Mimisan mampu dikatakan berbahaya kalau disebabkan oleh karena penyakit yang cukup serius menyerupai demam berdarah, namun kalau dikarenakan infeksi di episode hidung maka ini merupakan mimisan ringan dan tidak terlalu berbahaya, anak-anak yang mengalami mimisan pada umumnya merupakan mimisan yang tergolong ringan dan tidak berbahaya, namun perlu diperhatikan juga selama si anak tidak mengalami gejala demam dan kondisi tubuh masih sehat, gejala ini masih dalam tahap yang wajar.
| Mimisan |
- Faktor gangguan pembekuan darah, terjadi karena pembuluh darah dan trombosit tidak dapat menutup luka dengan sempurna, yaitu proses pembekuan darah tidak berjalan dengan baik sehingga darah mengalir keluar.
- Faktor organik, adanya gangguan semenjak kecil berupa gangguan pada pembuluh darah di hidung menyerupai pembuluh darah di hidung yang tips, rapuh dan terlalu lebar sehingga ketika si anak melaksanakan aktifitas berlebih, stres dan terjadi iritasi di hidung menjadikan si anak mudah mimisan.

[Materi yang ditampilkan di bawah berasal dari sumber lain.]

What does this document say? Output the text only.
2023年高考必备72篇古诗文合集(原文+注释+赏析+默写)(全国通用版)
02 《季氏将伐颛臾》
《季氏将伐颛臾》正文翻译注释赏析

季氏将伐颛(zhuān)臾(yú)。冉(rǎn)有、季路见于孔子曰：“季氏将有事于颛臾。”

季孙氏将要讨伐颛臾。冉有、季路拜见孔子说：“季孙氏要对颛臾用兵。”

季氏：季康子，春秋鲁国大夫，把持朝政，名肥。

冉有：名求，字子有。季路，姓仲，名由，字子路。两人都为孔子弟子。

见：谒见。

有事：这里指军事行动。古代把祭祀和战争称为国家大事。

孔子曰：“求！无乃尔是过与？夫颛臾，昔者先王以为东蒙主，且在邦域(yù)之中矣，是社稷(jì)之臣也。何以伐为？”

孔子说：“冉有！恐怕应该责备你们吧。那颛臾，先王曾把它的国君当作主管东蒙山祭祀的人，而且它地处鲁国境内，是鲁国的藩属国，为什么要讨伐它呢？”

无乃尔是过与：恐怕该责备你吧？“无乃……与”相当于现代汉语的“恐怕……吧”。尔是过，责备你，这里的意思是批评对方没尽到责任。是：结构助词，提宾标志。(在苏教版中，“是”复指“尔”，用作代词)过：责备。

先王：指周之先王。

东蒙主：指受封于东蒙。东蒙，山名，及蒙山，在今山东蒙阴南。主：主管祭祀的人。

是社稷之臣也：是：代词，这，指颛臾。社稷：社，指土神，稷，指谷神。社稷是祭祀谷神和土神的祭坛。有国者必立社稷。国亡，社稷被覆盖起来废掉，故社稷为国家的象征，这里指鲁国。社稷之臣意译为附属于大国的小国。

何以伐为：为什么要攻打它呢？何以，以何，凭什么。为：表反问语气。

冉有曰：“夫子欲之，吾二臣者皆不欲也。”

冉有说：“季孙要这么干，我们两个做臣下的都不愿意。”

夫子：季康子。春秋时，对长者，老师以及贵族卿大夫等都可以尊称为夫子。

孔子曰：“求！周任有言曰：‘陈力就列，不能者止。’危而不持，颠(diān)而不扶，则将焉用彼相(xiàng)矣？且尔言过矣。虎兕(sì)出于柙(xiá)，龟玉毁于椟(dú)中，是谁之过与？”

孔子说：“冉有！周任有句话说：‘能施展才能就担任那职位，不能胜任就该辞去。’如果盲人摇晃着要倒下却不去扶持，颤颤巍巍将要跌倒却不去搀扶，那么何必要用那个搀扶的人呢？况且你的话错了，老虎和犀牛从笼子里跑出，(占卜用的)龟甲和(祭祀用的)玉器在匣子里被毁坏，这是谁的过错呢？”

- Jika sedang terjadi mimisan penderita jangan dibiarkan tidur terlentang atau kepala menengadah namun suruh si penderita untuk duduk dengan posisi tubuh dan kepala agak maju kedepan supaya mencegah darah mengalir ke lambung dan kerongkongan, selanjutnya pencet hidung selama 2-5 menit dan biarkan si penderita untuk bernafas lewat mulut, lakukan beberapa kali hingga mimisan tersebut berhenti.
- Siapkan es watu lalu bungkus dengan sapu tangan kemudian tempelkan diantara hidung dan kening, ini berfungsi untuk mengecilkan pembuluh darah sehingga pendarahan dapat dihentikan.
- Gunakan daun sirih yang sudah dibersihkan kemudian digulung dan masukkan ke dalam lubang hidung untuk menyumbat mimisan.
- Siapkan air bersih yang dicampur dengan garam dapur lalu celupkan kapas kedalam campuran air garam tadi dan tempelkan ke episode hidung.
- Jika dengan beberapa cara di atas mimisan masih terus terjadi segera bawa ke dokter untuk diperiksa lebih lanjut, karena kalau dibiarkan pendarahan terlalu lama akan menjadikan terjadinya anemia dan syok sehingga dapat membahayakan si penderita.
- Penderita tekanan darah tinggi atau hipertensi yang mengalami mimisan seringkali dapat berakibat fatal, lebih baik kalau pribadi diperiksakan ke dokter.
- Gangguan kehamilan dan menopause karena dipengaruhi oleh perubahan hormonal.
- Infeksi sistemik menyerupai pada thypus, influenza dan demam berdarah.
- Adanya tumor pada hidung untuk penderita leukimia, hemofilia, trombositopenia dan anemia aplastik.
- Adanya perubahan tekanan atmosfir secara tiba-tiba menyerupai ketika menyelam dan menaiki pesawat terbang.
- Lingkungan udara yang sangat hambar atau terlalu panas.
- Mengalami stress berat ringan menyerupai sering mengorek hidung, bersin, mengeluarkan ingus terlalu keras atau terjadi benturan ringan.
- Mengalami stress berat berat menyerupai terpukul, terjatuh, patah tulang hidung atau adanya benda absurd yang masuk dalam hidung, maupun adanya rangsangan iritasi dari gas.
- Infeksi lokal menyerupai sinusitis atau rinitis
- Infeksi spesifik menyerupai rinitis jamur, tuberkulosis, lepra, sifilis atau lupus.
- Terjadinya syok dan mengalami anemia, disebabkan keluarnya pendarahan yang cukup banyak karena terlambatnya penanganan mimisan.
- Jika terjadi anemia dikarenakan mimisan maka berakibat kerja jantung semakin berat sehingga memicu terjadinya pembengkakan di jantung.
- Tekanan darah yang menurun karena pendarahan yang cukup banyak.